Professor Lou Gillette of Florida University, one of the most
respected academics in the field, warned that the report waved
"a large red flag" at humanity. He said: "If we are seeing problems
in wildlife, we can be concerned that something similar is happening
to a proportion of human males"
Indeed, new research at the University of Rochester in New
York state shows that boys born to mothers with raised levels
of phthalates were more likely to have smaller penises and undescended
testicles. They also had a shorter distance between their anus
and genitalia, a classic sign of feminisation. And a study at
Rotterdam's Erasmus University showed that boys whose mothers
had been exposed to PCBs grew up wanting to play with dolls
and tea sets rather than with traditionally male toys.
Communities heavily polluted with gender-benders in Canada,
Russia and Italy have given birth to twice as many girls than
boys, which may offer a clue to the reason for a mysterious
shift in sex ratios worldwide. Normally 106 boys are born for
every 100 girls, but the ratio is slipping. It is calculated
that 250,000 babies who would have been boys have been born
as girls instead in the US and Japan alone.
And sperm counts are dropping precipitously. Studies in more
than 20 countries have shown that they have dropped from 150
million per millilitre of sperm fluid to 60 million over 50
years. (Hamsters produce nearly three times as much, at 160
million.) Professor Nil Basu of Michigan University says that
this adds up to "pretty compelling evidence for effects in humans".

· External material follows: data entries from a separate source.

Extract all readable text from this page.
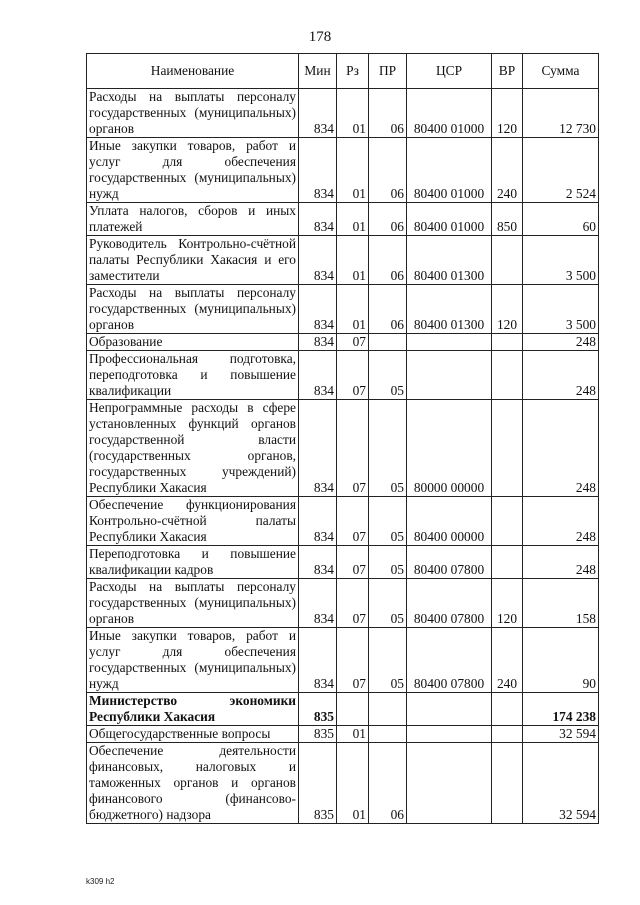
178
Наименование	Мин	Рз	ПР	ЦСР	ВР	Сумма
Расходы на выплаты персоналу государственных (муниципальных) органов	834	01	06	80400 01000	120	12 730
Иные закупки товаров, работ и услуг для обеспечения государственных (муниципальных) нужд	834	01	06	80400 01000	240	2 524
Уплата налогов, сборов и иных платежей	834	01	06	80400 01000	850	60
Руководитель Контрольно-счётной палаты Республики Хакасия и его заместители	834	01	06	80400 01300		3 500
Расходы на выплаты персоналу государственных (муниципальных) органов	834	01	06	80400 01300	120	3 500
Образование	834	07				248
Профессиональная подготовка, переподготовка и повышение квалификации	834	07	05			248
Непрограммные расходы в сфере установленных функций органов государственной власти (государственных органов, государственных учреждений) Республики Хакасия	834	07	05	80000 00000		248
Обеспечение функционирования Контрольно-счётной палаты Республики Хакасия	834	07	05	80400 00000		248
Переподготовка и повышение квалификации кадров	834	07	05	80400 07800		248
Расходы на выплаты персоналу государственных (муниципальных) органов	834	07	05	80400 07800	120	158
Иные закупки товаров, работ и услуг для обеспечения государственных (муниципальных) нужд	834	07	05	80400 07800	240	90
Министерство экономики Республики Хакасия	835					174 238
Общегосударственные вопросы	835	01				32 594
Обеспечение деятельности финансовых, налоговых и таможенных органов и органов финансового (финансово-бюджетного) надзора	835	01	06			32 594
k309 h2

But Britain has long sought to water down EU attempts to control
gender-bender chemicals and has been leading opposition to a
new regulation that would ban pesticides shown to have endocrine-disrupting
effects. Almost all the other European countries back it, but
ministers – backed by their counterparts from Ireland
and Romania – are intent on continuing their resistance
at a crucial meeting on Wednesday. They say the regulation would
cause a collapse of agriculture in the UK, but environmentalists
retort that this is nonsense because the regulation has get-out
clauses that could be used by British farmers.